A US software developer reportedly outsourced his own job, hiring a Chinese firm to do it for a fifth of the salary.
Verizon says it uncovered the scam when it was hired by the man’s unnamed employer, which suspected a security breach. It had discovered that a VPN connection had been opened between its systems and China almost every day for months – sometimes staying open for the whole of the working day.
“They’re a US critical infrastructure company, and it was an unauthorized VPN connection from CHINA. The implications were severe and could not be overstated,” says Verizon’s Andrew Valentine.
“The company implemented two-factor authentication for these VPN connection. The second factor being a rotating token RSA key fob. If this security mechanism had been negotiated by an attacker, again, the implications were alarming.”
To make matters worse, he says, the developer whose credentials were being used was sitting at his desk in the office at the time.
Verizon staff leapt into action, recovering as many files as possible from the affected workstation – and discovered hundreds of .pdf invoices from a third party contractor/developer in Shenyang, China.

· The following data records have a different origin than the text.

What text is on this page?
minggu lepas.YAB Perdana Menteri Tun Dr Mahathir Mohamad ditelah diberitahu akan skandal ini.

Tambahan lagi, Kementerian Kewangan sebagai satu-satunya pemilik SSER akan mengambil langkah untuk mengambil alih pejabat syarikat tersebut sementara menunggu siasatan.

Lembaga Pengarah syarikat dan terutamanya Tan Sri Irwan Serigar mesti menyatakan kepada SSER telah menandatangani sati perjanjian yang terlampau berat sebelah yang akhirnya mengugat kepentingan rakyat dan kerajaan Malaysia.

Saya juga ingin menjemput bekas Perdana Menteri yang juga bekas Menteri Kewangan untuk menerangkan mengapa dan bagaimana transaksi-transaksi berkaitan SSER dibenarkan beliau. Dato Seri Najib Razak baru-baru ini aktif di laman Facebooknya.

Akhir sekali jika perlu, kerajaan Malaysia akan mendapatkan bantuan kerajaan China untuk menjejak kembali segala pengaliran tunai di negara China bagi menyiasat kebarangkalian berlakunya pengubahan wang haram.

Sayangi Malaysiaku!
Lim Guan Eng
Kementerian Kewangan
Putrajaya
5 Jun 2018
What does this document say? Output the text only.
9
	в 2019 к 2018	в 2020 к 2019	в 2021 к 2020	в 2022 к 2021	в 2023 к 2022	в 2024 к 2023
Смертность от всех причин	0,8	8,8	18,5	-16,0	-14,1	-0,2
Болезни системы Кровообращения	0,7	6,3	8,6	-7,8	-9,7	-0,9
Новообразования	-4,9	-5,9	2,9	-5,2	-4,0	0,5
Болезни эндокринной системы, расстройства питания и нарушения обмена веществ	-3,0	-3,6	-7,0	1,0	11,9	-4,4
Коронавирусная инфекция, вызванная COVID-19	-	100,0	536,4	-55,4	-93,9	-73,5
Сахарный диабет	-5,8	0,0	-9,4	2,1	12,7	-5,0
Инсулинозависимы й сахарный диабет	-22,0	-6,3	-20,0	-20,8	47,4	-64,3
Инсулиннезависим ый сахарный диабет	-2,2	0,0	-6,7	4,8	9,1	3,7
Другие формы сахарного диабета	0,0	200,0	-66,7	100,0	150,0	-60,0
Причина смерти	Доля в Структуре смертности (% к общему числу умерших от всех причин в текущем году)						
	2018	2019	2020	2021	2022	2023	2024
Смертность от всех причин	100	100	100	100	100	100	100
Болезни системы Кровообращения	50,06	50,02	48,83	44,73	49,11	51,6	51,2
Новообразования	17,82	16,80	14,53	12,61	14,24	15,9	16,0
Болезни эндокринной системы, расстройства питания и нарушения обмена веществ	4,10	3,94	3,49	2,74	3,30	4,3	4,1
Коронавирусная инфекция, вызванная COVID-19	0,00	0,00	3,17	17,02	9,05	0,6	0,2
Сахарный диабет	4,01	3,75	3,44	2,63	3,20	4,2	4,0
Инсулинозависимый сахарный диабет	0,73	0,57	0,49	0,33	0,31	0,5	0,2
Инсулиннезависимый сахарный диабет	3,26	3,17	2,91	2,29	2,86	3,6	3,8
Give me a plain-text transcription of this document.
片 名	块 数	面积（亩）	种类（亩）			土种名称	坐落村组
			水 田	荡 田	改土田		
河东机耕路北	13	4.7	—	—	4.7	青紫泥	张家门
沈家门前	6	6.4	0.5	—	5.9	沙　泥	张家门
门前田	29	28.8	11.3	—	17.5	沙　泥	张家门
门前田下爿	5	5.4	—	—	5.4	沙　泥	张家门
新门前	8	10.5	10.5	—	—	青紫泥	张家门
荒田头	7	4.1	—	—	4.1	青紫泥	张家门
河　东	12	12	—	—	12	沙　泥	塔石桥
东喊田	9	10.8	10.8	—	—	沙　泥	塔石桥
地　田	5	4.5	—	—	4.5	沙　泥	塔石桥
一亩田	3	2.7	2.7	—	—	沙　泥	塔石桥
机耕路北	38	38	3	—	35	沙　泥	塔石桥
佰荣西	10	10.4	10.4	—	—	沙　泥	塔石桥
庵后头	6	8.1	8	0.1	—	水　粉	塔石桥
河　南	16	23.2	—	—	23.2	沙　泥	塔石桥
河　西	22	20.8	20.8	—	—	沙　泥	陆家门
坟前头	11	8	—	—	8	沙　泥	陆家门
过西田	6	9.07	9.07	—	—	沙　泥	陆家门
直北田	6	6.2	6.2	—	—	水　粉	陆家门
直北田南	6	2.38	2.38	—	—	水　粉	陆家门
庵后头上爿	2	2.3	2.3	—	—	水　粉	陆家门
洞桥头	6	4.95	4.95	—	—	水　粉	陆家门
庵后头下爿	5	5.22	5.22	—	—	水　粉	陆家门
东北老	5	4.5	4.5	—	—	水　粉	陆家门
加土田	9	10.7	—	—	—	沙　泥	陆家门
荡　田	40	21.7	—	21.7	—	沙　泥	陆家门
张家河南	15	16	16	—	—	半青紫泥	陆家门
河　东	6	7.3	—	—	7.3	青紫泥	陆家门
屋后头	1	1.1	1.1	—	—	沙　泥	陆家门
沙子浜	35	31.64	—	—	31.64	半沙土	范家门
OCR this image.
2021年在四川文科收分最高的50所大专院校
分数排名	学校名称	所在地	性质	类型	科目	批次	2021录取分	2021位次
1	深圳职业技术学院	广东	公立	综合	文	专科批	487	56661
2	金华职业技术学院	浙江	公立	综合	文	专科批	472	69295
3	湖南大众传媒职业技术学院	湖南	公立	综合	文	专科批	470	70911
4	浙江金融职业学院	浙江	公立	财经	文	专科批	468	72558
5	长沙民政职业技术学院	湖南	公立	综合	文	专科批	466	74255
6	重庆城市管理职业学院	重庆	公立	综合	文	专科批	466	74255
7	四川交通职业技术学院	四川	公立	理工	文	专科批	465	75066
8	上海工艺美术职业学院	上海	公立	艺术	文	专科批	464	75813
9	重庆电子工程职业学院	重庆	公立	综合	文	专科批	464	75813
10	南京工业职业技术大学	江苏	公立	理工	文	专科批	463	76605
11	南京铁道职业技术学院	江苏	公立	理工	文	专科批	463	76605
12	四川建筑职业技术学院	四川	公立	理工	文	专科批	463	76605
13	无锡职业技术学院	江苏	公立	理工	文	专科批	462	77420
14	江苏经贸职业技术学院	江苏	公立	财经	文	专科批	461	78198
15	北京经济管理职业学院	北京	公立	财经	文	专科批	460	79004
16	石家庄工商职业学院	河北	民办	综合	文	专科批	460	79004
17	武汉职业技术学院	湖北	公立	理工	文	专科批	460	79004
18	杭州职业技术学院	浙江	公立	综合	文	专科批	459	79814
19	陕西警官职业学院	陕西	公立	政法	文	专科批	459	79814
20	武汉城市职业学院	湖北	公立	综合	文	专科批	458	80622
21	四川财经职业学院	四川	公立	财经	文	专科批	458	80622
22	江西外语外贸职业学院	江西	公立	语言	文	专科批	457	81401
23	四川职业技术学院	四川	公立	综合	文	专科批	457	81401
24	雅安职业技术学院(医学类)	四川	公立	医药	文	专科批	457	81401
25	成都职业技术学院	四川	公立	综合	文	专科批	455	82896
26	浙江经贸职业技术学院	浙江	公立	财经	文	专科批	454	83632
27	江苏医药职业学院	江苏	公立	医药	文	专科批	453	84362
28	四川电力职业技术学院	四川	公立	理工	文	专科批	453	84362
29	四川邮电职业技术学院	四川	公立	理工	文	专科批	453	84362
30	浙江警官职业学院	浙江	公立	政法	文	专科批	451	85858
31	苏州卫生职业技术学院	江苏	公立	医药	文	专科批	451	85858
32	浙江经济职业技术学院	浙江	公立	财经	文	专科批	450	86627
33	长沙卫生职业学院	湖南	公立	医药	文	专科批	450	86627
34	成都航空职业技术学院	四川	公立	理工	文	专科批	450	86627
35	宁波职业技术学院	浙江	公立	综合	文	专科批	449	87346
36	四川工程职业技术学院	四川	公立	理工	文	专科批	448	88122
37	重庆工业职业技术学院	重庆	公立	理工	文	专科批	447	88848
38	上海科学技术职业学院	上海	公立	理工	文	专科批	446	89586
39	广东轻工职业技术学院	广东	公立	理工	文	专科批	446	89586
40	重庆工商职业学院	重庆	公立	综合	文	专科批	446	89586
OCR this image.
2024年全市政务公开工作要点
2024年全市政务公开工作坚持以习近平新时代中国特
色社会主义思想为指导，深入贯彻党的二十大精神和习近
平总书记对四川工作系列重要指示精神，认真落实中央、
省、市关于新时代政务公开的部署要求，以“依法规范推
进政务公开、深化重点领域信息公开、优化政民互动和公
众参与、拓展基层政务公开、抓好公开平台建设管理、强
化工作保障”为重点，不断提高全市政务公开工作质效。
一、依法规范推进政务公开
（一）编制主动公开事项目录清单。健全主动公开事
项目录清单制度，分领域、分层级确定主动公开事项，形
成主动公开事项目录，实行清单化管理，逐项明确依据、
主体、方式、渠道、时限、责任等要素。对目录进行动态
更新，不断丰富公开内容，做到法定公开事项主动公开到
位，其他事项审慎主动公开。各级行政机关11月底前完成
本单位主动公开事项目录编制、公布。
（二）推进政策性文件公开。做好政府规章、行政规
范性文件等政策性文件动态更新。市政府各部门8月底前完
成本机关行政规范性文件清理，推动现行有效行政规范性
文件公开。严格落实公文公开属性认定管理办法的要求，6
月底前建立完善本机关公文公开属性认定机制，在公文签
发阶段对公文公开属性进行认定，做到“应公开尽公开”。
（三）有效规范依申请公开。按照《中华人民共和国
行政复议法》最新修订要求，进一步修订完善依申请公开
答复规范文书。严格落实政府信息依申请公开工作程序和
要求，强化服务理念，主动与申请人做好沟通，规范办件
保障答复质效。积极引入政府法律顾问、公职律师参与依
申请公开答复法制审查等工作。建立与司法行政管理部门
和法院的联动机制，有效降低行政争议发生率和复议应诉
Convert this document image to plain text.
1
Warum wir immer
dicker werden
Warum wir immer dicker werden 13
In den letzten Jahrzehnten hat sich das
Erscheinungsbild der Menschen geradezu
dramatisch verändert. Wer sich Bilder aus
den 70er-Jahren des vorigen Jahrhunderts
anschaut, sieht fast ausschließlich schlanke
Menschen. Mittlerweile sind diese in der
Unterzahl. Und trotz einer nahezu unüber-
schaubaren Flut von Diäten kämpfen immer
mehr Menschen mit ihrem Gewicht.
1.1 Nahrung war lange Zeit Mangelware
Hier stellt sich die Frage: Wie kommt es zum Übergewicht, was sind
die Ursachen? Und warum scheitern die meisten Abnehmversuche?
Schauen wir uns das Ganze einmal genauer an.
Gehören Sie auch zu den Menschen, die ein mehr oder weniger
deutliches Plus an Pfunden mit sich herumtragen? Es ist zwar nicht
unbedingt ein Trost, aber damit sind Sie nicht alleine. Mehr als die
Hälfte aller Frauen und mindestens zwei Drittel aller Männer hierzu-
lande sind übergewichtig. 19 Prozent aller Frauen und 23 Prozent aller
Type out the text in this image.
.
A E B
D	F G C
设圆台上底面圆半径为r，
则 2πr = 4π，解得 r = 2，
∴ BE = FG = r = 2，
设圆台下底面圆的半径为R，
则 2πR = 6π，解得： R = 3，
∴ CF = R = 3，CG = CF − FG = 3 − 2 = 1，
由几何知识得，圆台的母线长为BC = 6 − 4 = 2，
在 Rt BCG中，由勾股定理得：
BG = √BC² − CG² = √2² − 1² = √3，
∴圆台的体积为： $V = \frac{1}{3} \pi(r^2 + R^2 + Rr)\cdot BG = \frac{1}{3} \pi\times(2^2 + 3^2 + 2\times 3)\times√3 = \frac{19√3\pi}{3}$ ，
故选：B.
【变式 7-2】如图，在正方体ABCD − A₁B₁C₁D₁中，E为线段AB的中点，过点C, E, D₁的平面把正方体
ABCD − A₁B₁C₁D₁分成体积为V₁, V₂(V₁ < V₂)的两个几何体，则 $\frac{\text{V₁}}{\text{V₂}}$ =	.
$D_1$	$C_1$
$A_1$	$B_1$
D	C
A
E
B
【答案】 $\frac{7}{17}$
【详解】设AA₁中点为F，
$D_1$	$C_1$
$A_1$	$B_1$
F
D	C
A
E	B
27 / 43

“As it turns out, Bob had simply outsourced his own job to a Chinese consulting firm. Bob spent less that one fifth of his six-figure salary for a Chinese firm to do his job for him,” says Valentine.
“Authentication was no problem, he physically FedExed his RSA token to China so that the third-party contractor could log-in under his credentials during the workday.”
So what was this man of leisure actually doing with his day? Verizon staff checked his web browsing history to find out. Apparently, he was engaged in a gruellling round of surfing Reddit and Ebay, watching cat videos and checking Facebook, before submitting end of day update e-mail to management.
Worse, it seems that this wasn’t his only job: the man had the same scam going across several different companies in the area, and was making a profit of several hundred thousand dollars a year.
“The best part?” says Valentine. “Investigators had the opportunity to read through his performance reviews while working alongside HR. For the last several years in a row he received excellent remarks. His code was clean, well written, and submitted in a timely fashion. Quarter after quarter, his performance review noted him as the best developer in the building.”